From 7e4102c7091489e97648ff1f6b005f8d89f960c8 Mon Sep 17 00:00:00 2001
From: troyyyyy <49091847+troyyyyy@users.noreply.github.com>
Date: Fri, 3 Mar 2023 16:22:36 +0800
Subject: [PATCH] Update kb.py

---
 abl/abducer/kb.py | 373 +++++++++++++++++++++++++++++-----------------
 1 file changed, 239 insertions(+), 134 deletions(-)

diff --git a/abl/abducer/kb.py b/abl/abducer/kb.py
index 9a66922..66a134f 100644
--- a/abl/abducer/kb.py
+++ b/abl/abducer/kb.py
@@ -31,6 +31,15 @@ class KBBase(ABC):
     @abstractmethod
     def logic_forward(self):
         pass
+    
+    def _logic_forward(self, xs, multiple_predictions=False):
+        if not multiple_predictions:
+            return self.logic_forward(xs)
+        else:
+            res = []
+            for x in xs:
+                res.append(self.logic_forward(x))
+            return res
 
     @abstractmethod
     def abduce_candidates(self):
@@ -40,7 +49,7 @@ class KBBase(ABC):
     def address_by_idx(self):
         pass
 
-    def _address(self, address_num, pred_res, key, multiple_predictions=False):
+    def _address(self, address_num, pred_res, key, multiple_predictions):
         new_candidates = []
         if not multiple_predictions:
             address_idx_list = list(combinations(list(range(len(pred_res))), address_num))
@@ -52,12 +61,12 @@ class KBBase(ABC):
             new_candidates += candidates
         return new_candidates
 
-    def _abduce_by_search(self, pred_res, key, max_address_num, require_more_address=0, multiple_predictions=False):
+    def _abduce_by_search(self, pred_res, key, max_address_num, require_more_address, multiple_predictions):
         candidates = []
 
         for address_num in range(len(flatten(pred_res)) + 1):
             if address_num == 0:
-                if check_equal(self.logic_forward(pred_res), key):
+                if check_equal(self._logic_forward(pred_res, multiple_predictions), key, self.max_err):
                     candidates.append(pred_res)
             else:
                 new_candidates = self._address(address_num, pred_res, key, multiple_predictions)

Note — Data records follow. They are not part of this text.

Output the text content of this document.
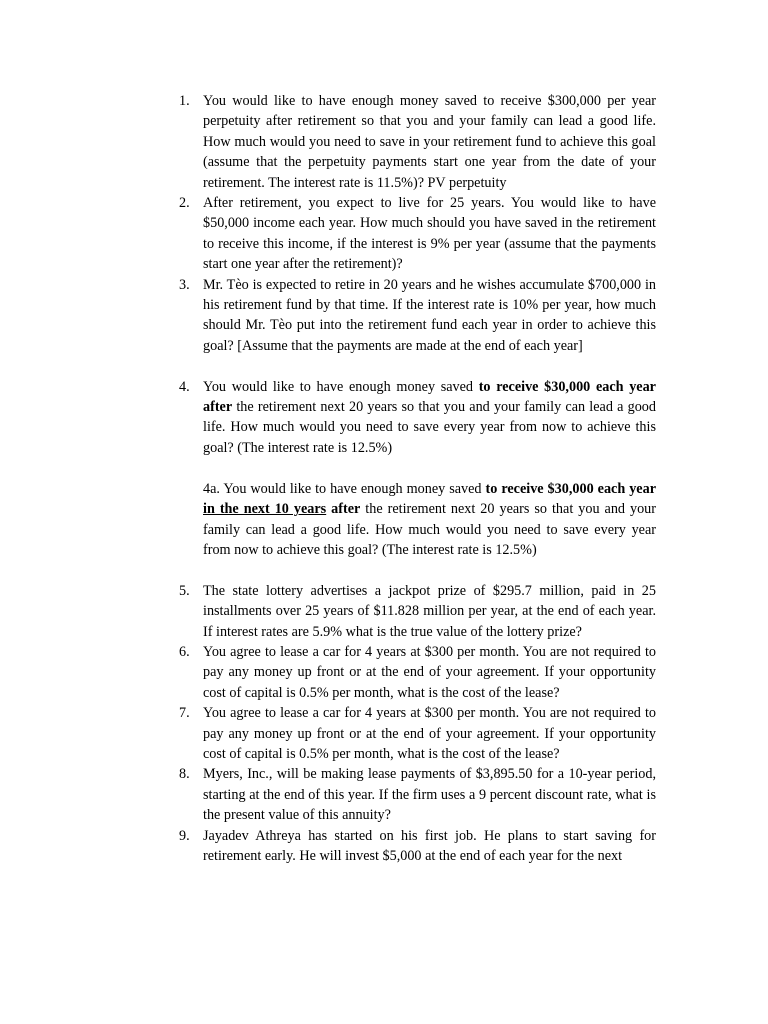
1. You would like to have enough money saved to receive $300,000 per year perpetuity after retirement so that you and your family can lead a good life. How much would you need to save in your retirement fund to achieve this goal (assume that the perpetuity payments start one year from the date of your retirement. The interest rate is 11.5%)? PV perpetuity
2. After retirement, you expect to live for 25 years. You would like to have $50,000 income each year. How much should you have saved in the retirement to receive this income, if the interest is 9% per year (assume that the payments start one year after the retirement)?
3. Mr. Tèo is expected to retire in 20 years and he wishes accumulate $700,000 in his retirement fund by that time. If the interest rate is 10% per year, how much should Mr. Tèo put into the retirement fund each year in order to achieve this goal? [Assume that the payments are made at the end of each year]
4. You would like to have enough money saved to receive $30,000 each year after the retirement next 20 years so that you and your family can lead a good life. How much would you need to save every year from now to achieve this goal? (The interest rate is 12.5%)
4a. You would like to have enough money saved to receive $30,000 each year in the next 10 years after the retirement next 20 years so that you and your family can lead a good life. How much would you need to save every year from now to achieve this goal? (The interest rate is 12.5%)
5. The state lottery advertises a jackpot prize of $295.7 million, paid in 25 installments over 25 years of $11.828 million per year, at the end of each year. If interest rates are 5.9% what is the true value of the lottery prize?
6. You agree to lease a car for 4 years at $300 per month. You are not required to pay any money up front or at the end of your agreement. If your opportunity cost of capital is 0.5% per month, what is the cost of the lease?
7. You agree to lease a car for 4 years at $300 per month. You are not required to pay any money up front or at the end of your agreement. If your opportunity cost of capital is 0.5% per month, what is the cost of the lease?
8. Myers, Inc., will be making lease payments of $3,895.50 for a 10-year period, starting at the end of this year. If the firm uses a 9 percent discount rate, what is the present value of this annuity?
9. Jayadev Athreya has started on his first job. He plans to start saving for retirement early. He will invest $5,000 at the end of each year for the next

@@ -88,16 +97,14 @@ class ClsKB(KBBase):
         self.GKB_flag = GKB_flag
         self.pseudo_label_list = pseudo_label_list
         self.len_list = len_list
+        self.max_err = 0
 
         if GKB_flag:
             self.base = {}
             X, Y = self._get_GKB()
             for x, y in zip(X, Y):
                 self.base.setdefault(len(x), defaultdict(list))[y].append(x)
-        else:
-            self.all_address_candidate_dict = {}
-            for address_num in range(max(self.len_list) + 1):
-                self.all_address_candidate_dict[address_num] = list(product(self.pseudo_label_list, repeat=address_num))
+
 
     # For parallel version of _get_GKB
     def _get_XY_list(self, args):
@@ -133,33 +140,57 @@ class ClsKB(KBBase):
 
     def abduce_candidates(self, pred_res, key, max_address_num=-1, require_more_address=0, multiple_predictions=False):
         if self.GKB_flag:
-            # TODO： 这里有可能是multiple_predictions吗
-            return self._abduce_by_GKB(pred_res, key, max_address_num, require_more_address)
+            return self._abduce_by_GKB(pred_res, key, max_address_num, require_more_address, multiple_predictions)
         else:
             return self._abduce_by_search(pred_res, key, max_address_num, require_more_address, multiple_predictions)
 
-    def _abduce_by_GKB(self, pred_res, key, max_address_num, require_more_address):
-        if self.base == {} or len(pred_res) not in self.len_list:
-            return []
-
-        all_candidates = self.base[len(pred_res)][key]
+    def _abduce_by_GKB(self, pred_res, key, max_address_num, require_more_address, multiple_predictions):
+        if self.base == {}:
+            return [], 0, 0
 
-        if len(all_candidates) == 0:
-            candidates = []
-            min_address_num = 0
-            address_num = 0
+        if not multiple_predictions:
+            if len(pred_res) not in self.len_list:
+                return [], 0, 0
+            all_candidates = self.base[len(pred_res)][key]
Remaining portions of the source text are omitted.